Although the majority of the government entities apply a common sense approach to Kansas Open Records Act (KORA) requests and costs; an unfortunate few use KORA fees as a barrier to transparency, and there is currently no recourse for citizens who believe the charges, or their treatment, are unfair.
For example, the Gardner-Edgerton School District charges fees for computer-generated reports – charging staff time and copy charges for information that should be readily available with a customized report and the push of a button in this computerized age. At this time, USD 231 will not provide electronic information, but instead require patrons pick up hard copies at the board office and make immediate payment. They do not accept credit cards. There is no refund policy.
Residents rarely report challenges when requesting records from the Spring Hill School District or the cities of Gardner, Edgerton and Spring Hill.
While USD 231 charges for most routine requests, they are not alone. While several Gardner area residents traveled to Topeka to testify before the Federal and State Affairs committee supporting Senate Bill 10 – a bill that would cap and set a uniform standard for KORA fees – residents also attended from northern Johnson County and Wichita.

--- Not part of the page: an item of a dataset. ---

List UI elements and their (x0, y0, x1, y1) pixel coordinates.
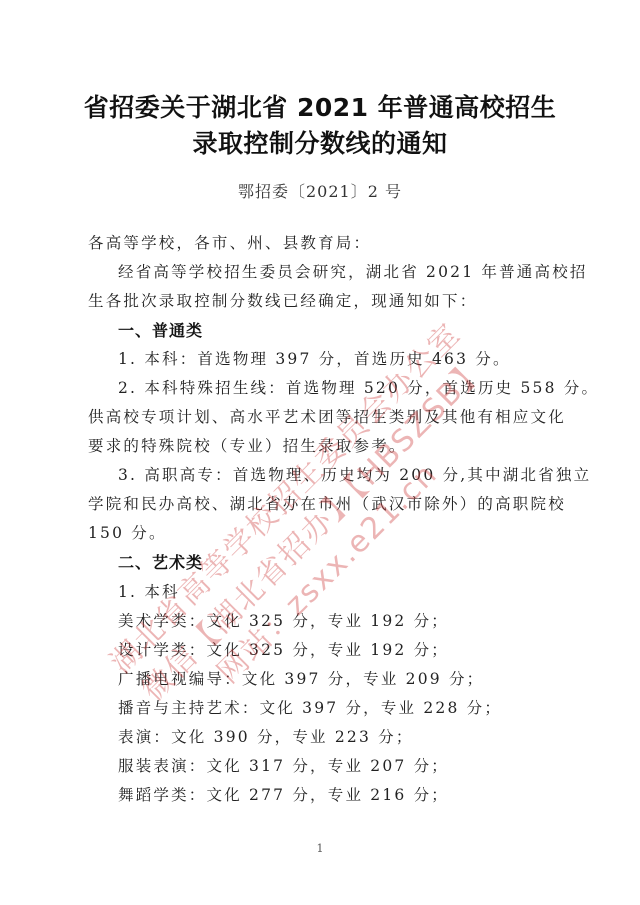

Unfortunately, the number of taxpayer-funded lobbyists opposing the legislation outnumbered citizens – who traveled on their own dime – easily 10 to 1. The bill was tabled, but hopefully discussion will continue and a common sense compromise can be reached.
There are several areas for discussion. We would like to see the following:
• A PRICE CAP be set on “fair and reasonable” fees, perhaps based on fair market value. Kinkos, a private for-profit business, makes paper copies for 25 cents, and this cost is inclusive of all overhead including salary and benefits.

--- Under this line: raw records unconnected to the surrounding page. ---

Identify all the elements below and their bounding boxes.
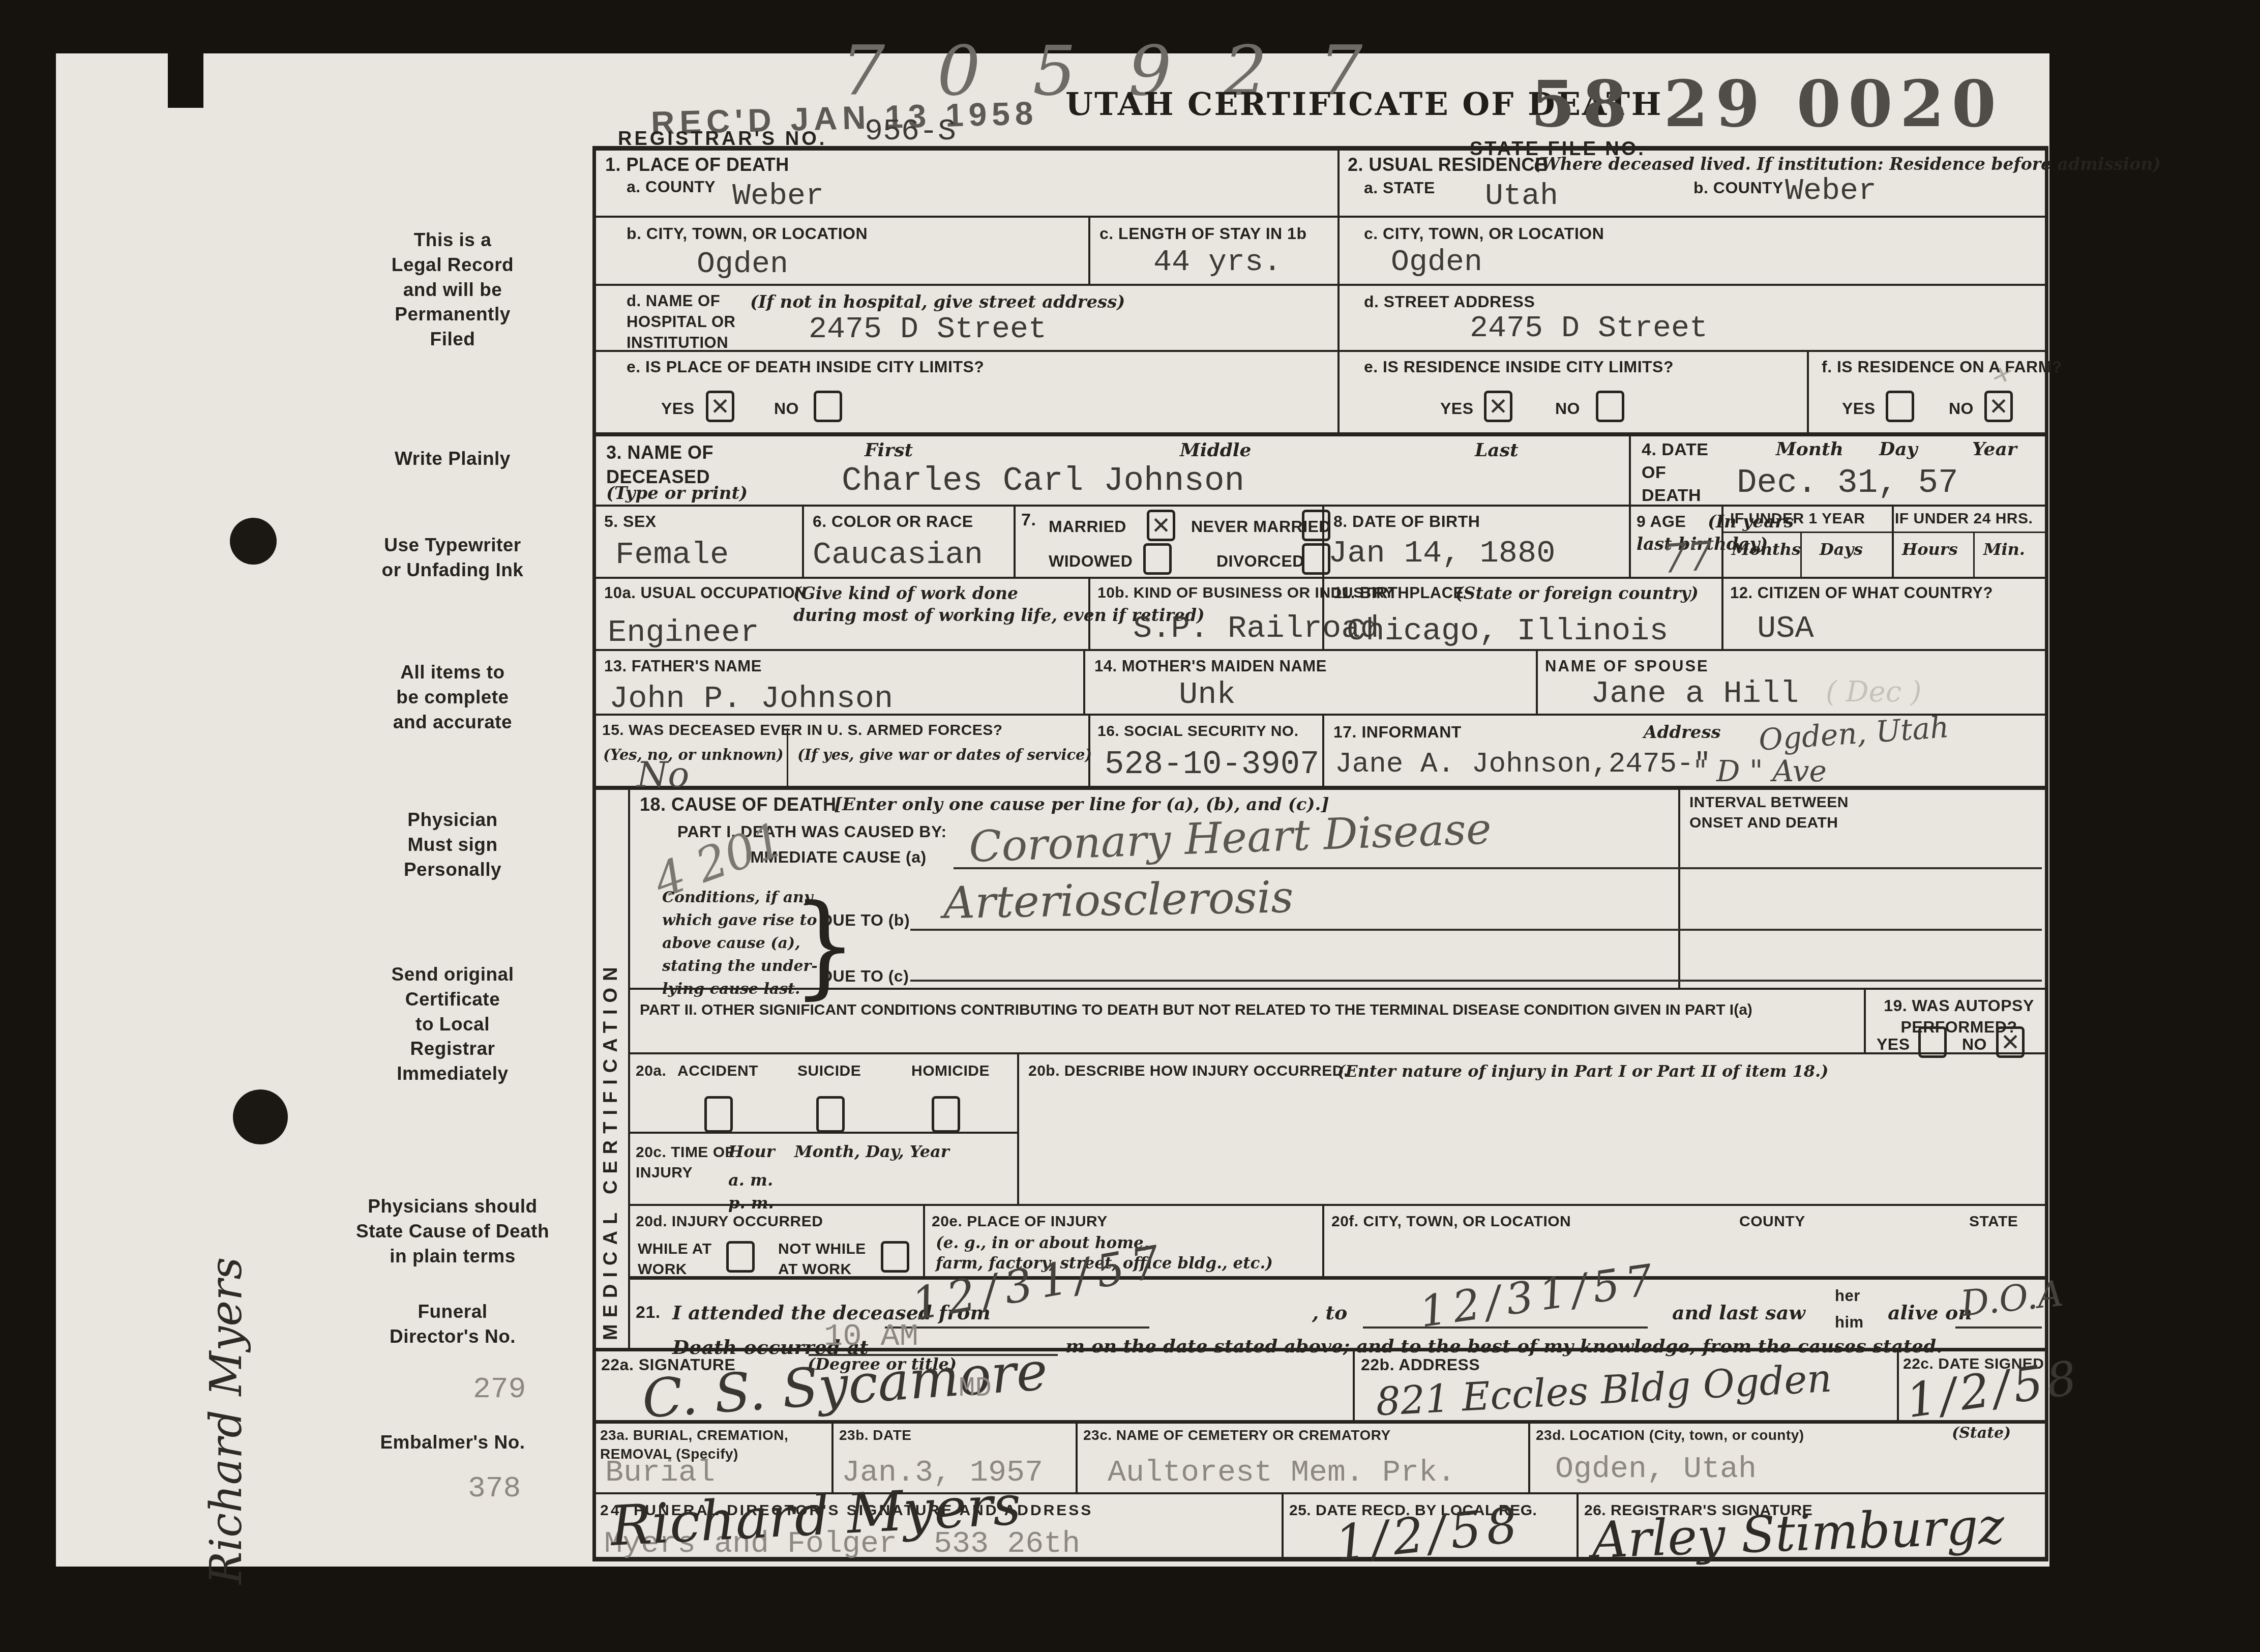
rule (1807, 350, 1809, 432)
place-of-injury-label: 20e. PLACE OF INJURY (932, 1212, 1108, 1232)
cemetery-value: Aultorest Mem. Prk. (1108, 1456, 1455, 1490)
residence-county-label: b. COUNTY (1693, 177, 1783, 198)
rule (923, 1204, 925, 1276)
rule (1322, 714, 1324, 786)
name-middle-header: Middle (1180, 438, 1251, 462)
residence-city-limits-yes-label: YES (1440, 398, 1474, 419)
informant-value-line2: " D " Ave (1693, 754, 1827, 788)
rule (592, 577, 2048, 579)
color-race-label: 6. COLOR OR RACE (813, 511, 973, 532)
residence-city-limits-yes-checkbox: ✕ (1484, 391, 1512, 422)
part2-label: PART II. OTHER SIGNIFICANT CONDITIONS CO… (640, 1000, 1855, 1020)
death-occurred-tail: m on the date stated above; and to the b… (1065, 1335, 1943, 1359)
citizen-label: 12. CITIZEN OF WHAT COUNTRY? (1730, 583, 1993, 604)
item-21-number: 21. (636, 1301, 661, 1324)
her-label: her (1835, 1286, 1860, 1307)
rule (1337, 146, 1340, 432)
birthplace-note: (State or foreign country) (1455, 583, 1699, 605)
rule (1678, 786, 1680, 988)
physician-address-label: 22b. ADDRESS (1361, 1354, 1480, 1375)
rule (1892, 505, 1894, 577)
rule (1897, 1348, 1899, 1420)
autopsy-yes-checkbox (1918, 1026, 1947, 1058)
widowed-label: WIDOWED (1049, 550, 1133, 572)
autopsy-yes-label: YES (1877, 1034, 1910, 1055)
divorced-checkbox (1302, 543, 1330, 575)
burial-location-label: 23d. LOCATION (City, town, or county) (1536, 1426, 1804, 1445)
industry-value: S.P. Railroad (1133, 610, 1379, 646)
death-city-limits-label: e. IS PLACE OF DEATH INSIDE CITY LIMITS? (627, 356, 984, 377)
if-under-24-hrs-header: IF UNDER 24 HRS. (1895, 509, 2033, 529)
father-name-value: John P. Johnson (609, 681, 893, 717)
armed-forces-note2: (If yes, give war or dates of service) (797, 746, 1092, 765)
dod-year-header: Year (1972, 437, 2017, 461)
cause-c-line (910, 980, 2042, 982)
place-of-death-title: 1. PLACE OF DEATH (605, 153, 789, 177)
funeral-director-no-label: Funeral Director's No. (315, 1300, 590, 1349)
homicide-checkbox (932, 1096, 960, 1133)
residence-farm-label: f. IS RESIDENCE ON A FARM? (1822, 356, 2062, 377)
attended-from-line (885, 1326, 1149, 1329)
residence-street-label: d. STREET ADDRESS (1364, 291, 1535, 312)
rule (592, 649, 2048, 651)
min-header: Min. (1983, 539, 2025, 560)
if-under-1-year-header: IF UNDER 1 YEAR (1730, 509, 1865, 529)
death-time-value: 10 AM (824, 1318, 918, 1354)
rule (1353, 1348, 1355, 1420)
married-checkbox: ✕ (1147, 510, 1175, 541)
spouse-pencil-note: ( Dec ) (1826, 675, 1922, 709)
check-icon: ✕ (1489, 395, 1508, 418)
conditions-brace: } (792, 880, 857, 1010)
residence-farm-yes-checkbox (1886, 391, 1914, 422)
registrar-no-value: 956-S (865, 114, 956, 149)
spouse-label: NAME OF SPOUSE (1545, 656, 1709, 677)
type-or-print-note: (Type or print) (606, 482, 748, 505)
hour-header: Hour (728, 1141, 775, 1163)
medical-certification-strip: MEDICAL CERTIFICATION (598, 788, 623, 1340)
accident-label: ACCIDENT (677, 1061, 758, 1081)
married-label: MARRIED (1049, 516, 1126, 537)
armed-forces-label: 15. WAS DECEASED EVER IN U. S. ARMED FOR… (602, 720, 1003, 741)
rule (628, 1204, 2048, 1206)
rule (1282, 1492, 1284, 1558)
rule (1973, 532, 1975, 577)
funeral-director-no-value: 279 (473, 1373, 526, 1406)
time-of-injury-label: 20c. TIME OF INJURY (636, 1142, 734, 1183)
rule (1083, 649, 1085, 714)
alive-on-line (1955, 1326, 2042, 1329)
death-city-limits-yes-label: YES (661, 398, 695, 419)
widowed-checkbox (1143, 543, 1172, 575)
rule (592, 505, 2048, 507)
name-first-header: First (865, 438, 913, 462)
margin-note-complete-accurate: All items to be complete and accurate (315, 660, 590, 734)
embalmer-no-label: Embalmer's No. (315, 1430, 590, 1455)
burial-date-label: 23b. DATE (839, 1426, 911, 1445)
months-header: Months (1732, 539, 1801, 560)
rule (592, 786, 2048, 790)
dod-day-header: Day (1879, 437, 1917, 461)
due-to-c-label: DUE TO (c) (821, 965, 909, 987)
cause-of-death-label: 18. CAUSE OF DEATH (640, 792, 836, 817)
margin-vertical-signature: Richard Myers (201, 1127, 252, 1584)
injury-city-label: 20f. CITY, TOWN, OR LOCATION (1331, 1212, 1571, 1232)
informant-address-label: Address (1644, 721, 1721, 744)
armed-forces-note1: (Yes, no, or unknown) (603, 746, 784, 765)
alive-on-text: alive on (1888, 1300, 1972, 1325)
mother-maiden-label: 14. MOTHER'S MAIDEN NAME (1094, 656, 1327, 677)
occupation-value: Engineer (608, 614, 759, 651)
date-of-death-label: 4. DATE OF DEATH (1642, 438, 1708, 507)
rule (592, 284, 2048, 286)
rule (1322, 1204, 1324, 1276)
margin-note-use-typewriter: Use Typewriter or Unfading Ink (315, 533, 590, 583)
residence-state-label: a. STATE (1364, 177, 1435, 198)
cause-b-value: Arteriosclerosis (943, 872, 1294, 929)
burial-location-state-note: (State) (1952, 1423, 2011, 1443)
rule (802, 505, 804, 577)
attended-to-label: , to (1312, 1300, 1347, 1325)
margin-note-physician-sign: Physician Must sign Personally (315, 808, 590, 882)
date-of-birth-value: Jan 14, 1880 (1328, 535, 1555, 571)
residence-city-limits-no-checkbox (1596, 391, 1624, 422)
citizen-value: USA (1757, 610, 1814, 646)
burial-value: Burial (605, 1456, 715, 1490)
city-of-death-label: b. CITY, TOWN, OR LOCATION (627, 223, 868, 244)
county-label: a. COUNTY (627, 176, 716, 197)
physician-md: MD (959, 1373, 992, 1404)
divorced-label: DIVORCED (1216, 550, 1304, 572)
sex-label: 5. SEX (604, 511, 657, 532)
describe-injury-note: (Enter nature of injury in Part I or Par… (1337, 1061, 1828, 1082)
margin-note-legal-record: This is a Legal Record and will be Perma… (315, 228, 590, 352)
autopsy-no-label: NO (1962, 1034, 1987, 1055)
describe-injury-label: 20b. DESCRIBE HOW INJURY OCCURRED. (1028, 1061, 1348, 1081)
state-file-no-value: 58 29 0020 (1531, 66, 2003, 141)
residence-city-label: c. CITY, TOWN, OR LOCATION (1364, 223, 1604, 244)
cemetery-label: 23c. NAME OF CEMETERY OR CREMATORY (1083, 1426, 1391, 1445)
death-city-limits-yes-checkbox: ✕ (706, 391, 734, 422)
death-certificate-scan: { "glyphs": {"check": "✕", "brace": "}"}… (0, 0, 2260, 1652)
rule (1017, 1052, 1019, 1204)
rule (628, 1052, 2048, 1054)
check-icon: ✕ (710, 395, 730, 418)
suicide-label: SUICIDE (797, 1061, 861, 1081)
birthplace-label: 11. BIRTHPLACE (1333, 583, 1464, 604)
item-20a-number: 20a. (636, 1061, 666, 1081)
rule (1014, 505, 1016, 577)
rule (1536, 649, 1538, 714)
date-of-death-value: Dec. 31, 57 (1737, 464, 1958, 502)
residence-farm-yes-label: YES (1842, 398, 1876, 419)
residence-county-value: Weber (1785, 174, 1877, 209)
county-value: Weber (732, 179, 824, 214)
margin-note-send-original: Send original Certificate to Local Regis… (315, 962, 590, 1086)
am-label: a. m. (728, 1170, 773, 1191)
injury-county-header: COUNTY (1739, 1212, 1805, 1232)
hospital-note: (If not in hospital, give street address… (750, 291, 1125, 313)
injury-occurred-label: 20d. INJURY OCCURRED (636, 1212, 823, 1232)
color-race-value: Caucasian (813, 537, 983, 573)
informant-value: Jane A. Johnson,2475-" (1335, 748, 1711, 780)
scan-notch (168, 0, 203, 108)
due-to-b-label: DUE TO (b) (821, 909, 910, 931)
usual-residence-note: (Where deceased lived. If institution: R… (1533, 154, 2161, 175)
rule (592, 350, 2048, 352)
rule (831, 1420, 834, 1492)
days-header: Days (1820, 539, 1863, 560)
rule (628, 786, 630, 1348)
informant-label: 17. INFORMANT (1333, 721, 1462, 743)
residence-farm-no-label: NO (1949, 398, 1974, 419)
cause-b-line (910, 929, 2042, 931)
residence-farm-no-checkbox: ✕ (1984, 391, 2013, 422)
death-city-limits-no-label: NO (774, 398, 799, 419)
residence-city-limits-no-label: NO (1555, 398, 1580, 419)
hours-header: Hours (1902, 539, 1958, 560)
punch-hole-top (230, 518, 277, 565)
cause-a-line (954, 867, 2042, 869)
not-while-at-work-label: NOT WHILE AT WORK (778, 1239, 866, 1279)
margin-note-plain-terms: Physicians should State Cause of Death i… (305, 1194, 600, 1268)
name-of-deceased-label: 3. NAME OF DECEASED (606, 440, 713, 489)
residence-street-value: 2475 D Street (1470, 311, 1708, 346)
interval-header: INTERVAL BETWEEN ONSET AND DEATH (1689, 792, 1849, 833)
mother-maiden-value: Unk (1179, 676, 1236, 713)
rule (1864, 988, 1866, 1052)
spouse-value: Jane a Hill (1591, 675, 1799, 712)
sex-value: Female (615, 537, 729, 573)
while-at-work-label: WHILE AT WORK (638, 1239, 712, 1279)
date-of-birth-label: 8. DATE OF BIRTH (1333, 511, 1480, 532)
box-top-rule (592, 146, 2048, 151)
length-of-stay-label: c. LENGTH OF STAY IN 1b (1099, 223, 1306, 244)
not-while-at-work-checkbox (881, 1241, 909, 1273)
marital-item-number: 7. (1021, 509, 1036, 532)
attended-to-line (1363, 1326, 1648, 1329)
margin-note-write-plainly: Write Plainly (315, 447, 590, 471)
death-city-limits-no-checkbox (814, 391, 842, 422)
while-at-work-checkbox (726, 1241, 755, 1273)
month-day-year-header: Month, Day, Year (794, 1141, 949, 1163)
autopsy-no-checkbox: ✕ (1996, 1026, 2025, 1058)
rule (1076, 1420, 1078, 1492)
death-street-address-value: 2475 D Street (809, 312, 1047, 347)
pm-label: p. m. (728, 1193, 774, 1214)
ssn-value: 528-10-3907 (1105, 747, 1319, 783)
name-last-header: Last (1475, 438, 1519, 462)
birthplace-value: Chicago, Illinois (1347, 613, 1669, 649)
deceased-name-value: Charles Carl Johnson (842, 462, 1244, 500)
rule (1629, 432, 1631, 577)
hospital-label: d. NAME OF HOSPITAL OR INSTITUTION (627, 291, 735, 353)
embalmer-no-value: 378 (468, 1472, 521, 1506)
residence-state-value: Utah (1485, 179, 1558, 214)
occupation-label: 10a. USUAL OCCUPATION (604, 583, 807, 604)
ssn-label: 16. SOCIAL SECURITY NO. (1097, 721, 1298, 742)
rule (1577, 1492, 1579, 1558)
scan-border-left (0, 0, 56, 1652)
residence-city-limits-label: e. IS RESIDENCE INSIDE CITY LIMITS? (1364, 356, 1674, 377)
rule (1088, 216, 1090, 284)
last-saw-text: and last saw (1672, 1300, 1805, 1325)
usual-residence-title: 2. USUAL RESIDENCE (1348, 153, 1547, 177)
homicide-label: HOMICIDE (911, 1061, 990, 1081)
dod-month-header: Month (1776, 437, 1843, 461)
check-icon: ✕ (1989, 395, 2009, 418)
residence-city-value: Ogden (1391, 245, 1482, 280)
length-of-stay-value: 44 yrs. (1153, 245, 1282, 280)
injury-state-header: STATE (1969, 1212, 2018, 1232)
never-married-checkbox (1302, 510, 1330, 541)
check-icon: ✕ (2001, 1030, 2020, 1054)
rule (592, 1420, 2048, 1424)
armed-forces-value: No (637, 754, 689, 795)
rule (592, 216, 2048, 218)
check-icon: ✕ (1151, 514, 1171, 537)
rule (592, 432, 2048, 436)
scan-border-bottom (0, 1567, 2260, 1652)
father-name-label: 13. FATHER'S NAME (604, 656, 762, 677)
rule (1528, 1420, 1530, 1492)
age-value: 77 (1660, 534, 1714, 583)
burial-location-value: Ogden, Utah (1555, 1452, 1757, 1487)
accident-checkbox (704, 1096, 733, 1133)
him-label: him (1835, 1312, 1864, 1333)
suicide-checkbox (816, 1096, 845, 1133)
city-of-death-value: Ogden (697, 247, 788, 282)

• a PRICING CHART equally applicable to all. It appears some constituents are charged, others are not, and the pricing appears to be on a “rubber rate card.” Price chart should be readable, published and readily visible.
• an ITEMIZED ESTIMATE/INVOICE – government agencies should immediately provide a “good faith estimate” within 24 hours of receiving the request. If the request appears to be labor intensive. The “good faith estimate” should not be used by government agencies to extend the three-day answer period for requests.
• a GRIEVANCE PROCEDURE. Taxpayers who believe they are being priced out of KORA requests, or have other problems associated with obtaining KORA requests should have a grievance procedure both within, and outside, the government entity – perhaps the Government Ethics Commission or similar agency.
Our thanks to area residents who took time out of their schedules, paid their own way, and testified in favor of of the bill. A special thanks goes to Sen. Jake Laturner, who braved the scorn of paid lobbyists to introduce this bill on constituents’ behalf.Transparency is key to good government.
KORA should not be used as a barrier to providing the public information.